Missing answer sheets of University of Kerala assistant examination

Chief Minister Oommen Chandy on Saturday ordered a Crime Branch inquiry into the case of ‘missing' answer sheets of the examination for selection to the post of university assistants in the University of Kerala held in 2005.

A special police team may also be constituted for this purpose, if needed, the government order says.

Mr. Chandy toldThe Hinduhere that the government was only complying with the directive of the courts in this case. “The previous government had not complied with this directive,” he said. No timeframe had been set for the inquiry, he added.

The 40,000 answer sheets of the examination remained untraceable even as a controversy erupted over the selection of close to 200 university assistants from a rank list prepared on the basis of this examination. Congress-led organisations had consistently maintained that a majority of the appointees had close links with the CPI(M) or were relatives of CPI(M) activists. Pro-Left Democratic Front (LDF) organisations had rejected this charge.

While the written test was conducted during the tenure of the previous United Democratic Front (UDF) government, the interview was conducted by a pro-LDF syndicate during the tenure of the CPI(M)-led government which assumed office in 2006. Though the then Vice-Chancellor, M.K. Ramachandran Nair, had initially maintained that the answer papers were safe in a Hyderabad-based high-security press, the varsity was unable to produce the answer sheets when ordered to do so by the Lok Ayukta which heard a case filed by Kerala Students Union leader Sujith S. Kurup.

Subsequently, the Lok Ayukta ordered the cancellation of the final list and asked for punitive action against varsity officials concerned, including the then Vice-Chancellor. The university moved the High Court against this. The High Court appointed an inquiry commission [the Sukumaran Commission] to conduct an inquiry.

This commission, among other things, recommended that all non-teacher appointments in universities be handed over to the Public Service Commission. Both the High Court and the Lok Ayukta are yet to pronounce its final verdict.

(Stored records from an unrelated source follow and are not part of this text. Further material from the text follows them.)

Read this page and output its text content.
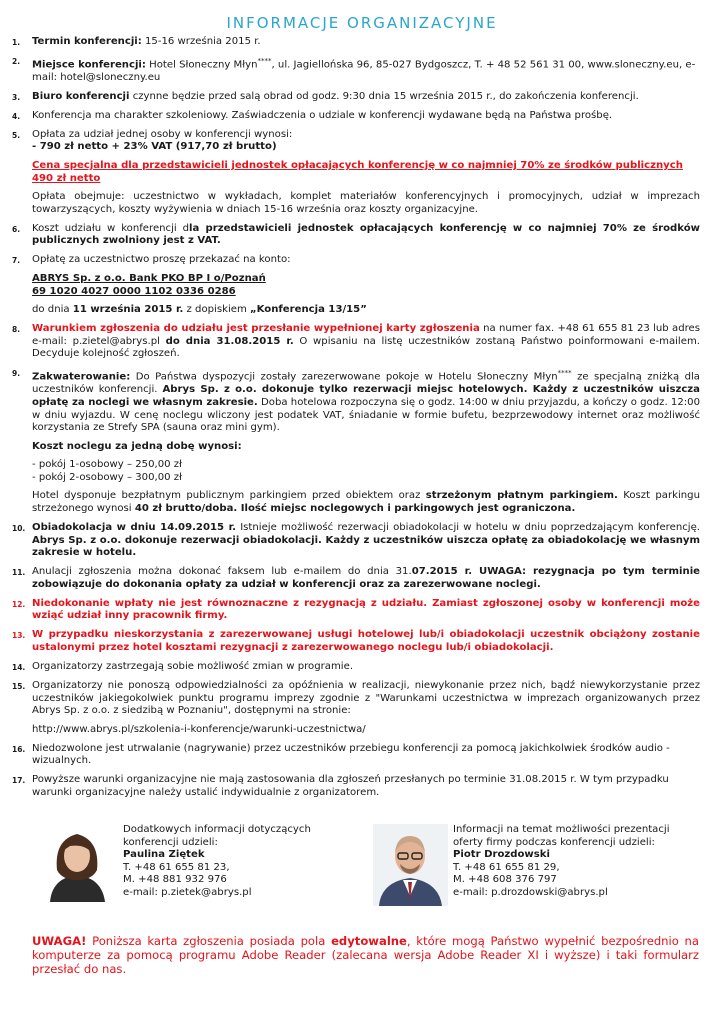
INFORMACJE ORGANIZACYJNE
1.	Termin konferencji: 15-16 września 2015 r.
2.	Miejsce konferencji: Hotel Słoneczny Młyn****, ul. Jagiellońska 96, 85-027 Bydgoszcz, T. + 48 52 561 31 00, www.sloneczny.eu, e-mail: hotel@sloneczny.eu
3.	Biuro konferencji czynne będzie przed salą obrad od godz. 9:30 dnia 15 września 2015 r., do zakończenia konferencji.
4.	Konferencja ma charakter szkoleniowy. Zaświadczenia o udziale w konferencji wydawane będą na Państwa prośbę.
5.	Opłata za udział jednej osoby w konferencji wynosi:
- 790 zł netto + 23% VAT (917,70 zł brutto)
Cena specjalna dla przedstawicieli jednostek opłacających konferencję w co najmniej 70% ze środków publicznych
490 zł netto
Opłata obejmuje: uczestnictwo w wykładach, komplet materiałów konferencyjnych i promocyjnych, udział w imprezach towarzyszących, koszty wyżywienia w dniach 15-16 września oraz koszty organizacyjne.
6.	Koszt udziału w konferencji dla przedstawicieli jednostek opłacających konferencję w co najmniej 70% ze środków publicznych zwolniony jest z VAT.
7.	Opłatę za uczestnictwo proszę przekazać na konto:
ABRYS Sp. z o.o. Bank PKO BP I o/Poznań
69 1020 4027 0000 1102 0336 0286
do dnia 11 września 2015 r. z dopiskiem „Konferencja 13/15”
8.	Warunkiem zgłoszenia do udziału jest przesłanie wypełnionej karty zgłoszenia na numer fax. +48 61 655 81 23 lub adres e-mail: p.zietel@abrys.pl do dnia 31.08.2015 r. O wpisaniu na listę uczestników zostaną Państwo poinformowani e-mailem. Decyduje kolejność zgłoszeń.
9.	Zakwaterowanie: Do Państwa dyspozycji zostały zarezerwowane pokoje w Hotelu Słoneczny Młyn**** ze specjalną zniżką dla uczestników konferencji. Abrys Sp. z o.o. dokonuje tylko rezerwacji miejsc hotelowych. Każdy z uczestników uiszcza opłatę za noclegi we własnym zakresie. Doba hotelowa rozpoczyna się o godz. 14:00 w dniu przyjazdu, a kończy o godz. 12:00 w dniu wyjazdu. W cenę noclegu wliczony jest podatek VAT, śniadanie w formie bufetu, bezprzewodowy internet oraz możliwość korzystania ze Strefy SPA (sauna oraz mini gym).
Koszt noclegu za jedną dobę wynosi:
- pokój 1-osobowy – 250,00 zł
- pokój 2-osobowy – 300,00 zł
Hotel dysponuje bezpłatnym publicznym parkingiem przed obiektem oraz strzeżonym płatnym parkingiem. Koszt parkingu strzeżonego wynosi 40 zł brutto/doba. Ilość miejsc noclegowych i parkingowych jest ograniczona.
10. Obiadokolacja w dniu 14.09.2015 r. Istnieje możliwość rezerwacji obiadokolacji w hotelu w dniu poprzedzającym konferencję. Abrys Sp. z o.o. dokonuje rezerwacji obiadokolacji. Każdy z uczestników uiszcza opłatę za obiadokolację we własnym zakresie w hotelu.
11. Anulacji zgłoszenia można dokonać faksem lub e-mailem do dnia 31.07.2015 r. UWAGA: rezygnacja po tym terminie zobowiązuje do dokonania opłaty za udział w konferencji oraz za zarezerwowane noclegi.
12. Niedokonanie wpłaty nie jest równoznaczne z rezygnacją z udziału. Zamiast zgłoszonej osoby w konferencji może wziąć udział inny pracownik firmy.
13. W przypadku nieskorzystania z zarezerwowanej usługi hotelowej lub/i obiadokolacji uczestnik obciążony zostanie ustalonymi przez hotel kosztami rezygnacji z zarezerwowanego noclegu lub/i obiadokolacji.
14. Organizatorzy zastrzegają sobie możliwość zmian w programie.
15. Organizatorzy nie ponoszą odpowiedzialności za opóźnienia w realizacji, niewykonanie przez nich, bądź niewykorzystanie przez uczestników jakiegokolwiek punktu programu imprezy zgodnie z "Warunkami uczestnictwa w imprezach organizowanych przez Abrys Sp. z o.o. z siedzibą w Poznaniu", dostępnymi na stronie:
http://www.abrys.pl/szkolenia-i-konferencje/warunki-uczestnictwa/
16. Niedozwolone jest utrwalanie (nagrywanie) przez uczestników przebiegu konferencji za pomocą jakichkolwiek środków audio -wizualnych.
17. Powyższe warunki organizacyjne nie mają zastosowania dla zgłoszeń przesłanych po terminie 31.08.2015 r. W tym przypadku warunki organizacyjne należy ustalić indywidualnie z organizatorem.
Dodatkowych informacji dotyczących
konferencji udzieli:
Paulina Ziętek
T. +48 61 655 81 23,
M. +48 881 932 976
e-mail: p.zietek@abrys.pl
Informacji na temat możliwości prezentacji
oferty firmy podczas konferencji udzieli:
Piotr Drozdowski
T. +48 61 655 81 29,
M. +48 608 376 797
e-mail: p.drozdowski@abrys.pl
UWAGA! Poniższa karta zgłoszenia posiada pola edytowalne, które mogą Państwo wypełnić bezpośrednio na komputerze za pomocą programu Adobe Reader (zalecana wersja Adobe Reader XI i wyższe) i taki formularz przesłać do nas.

The university had been hit hard by an acute shortage of personnel at the assistant level. Though the varsity's statutes mandate that only permanent staff be posted in the examination wing, a fair portion of work in that section is being done by non-permanent staff. Even though the LDF government had given the nod for handing over appointments to the PSC, the varsity is yet to amend its statutes to this effect. A top university official said here that clarification is required from the government as to posts which can be classified as ‘non-teaching.'

Though teachers are appointed as the Registrar, the Controller of Examinations, the Director Planning and Development, and Director of the College Development Council, it is not clear whether these fall under the category of non-teaching posts, the official said.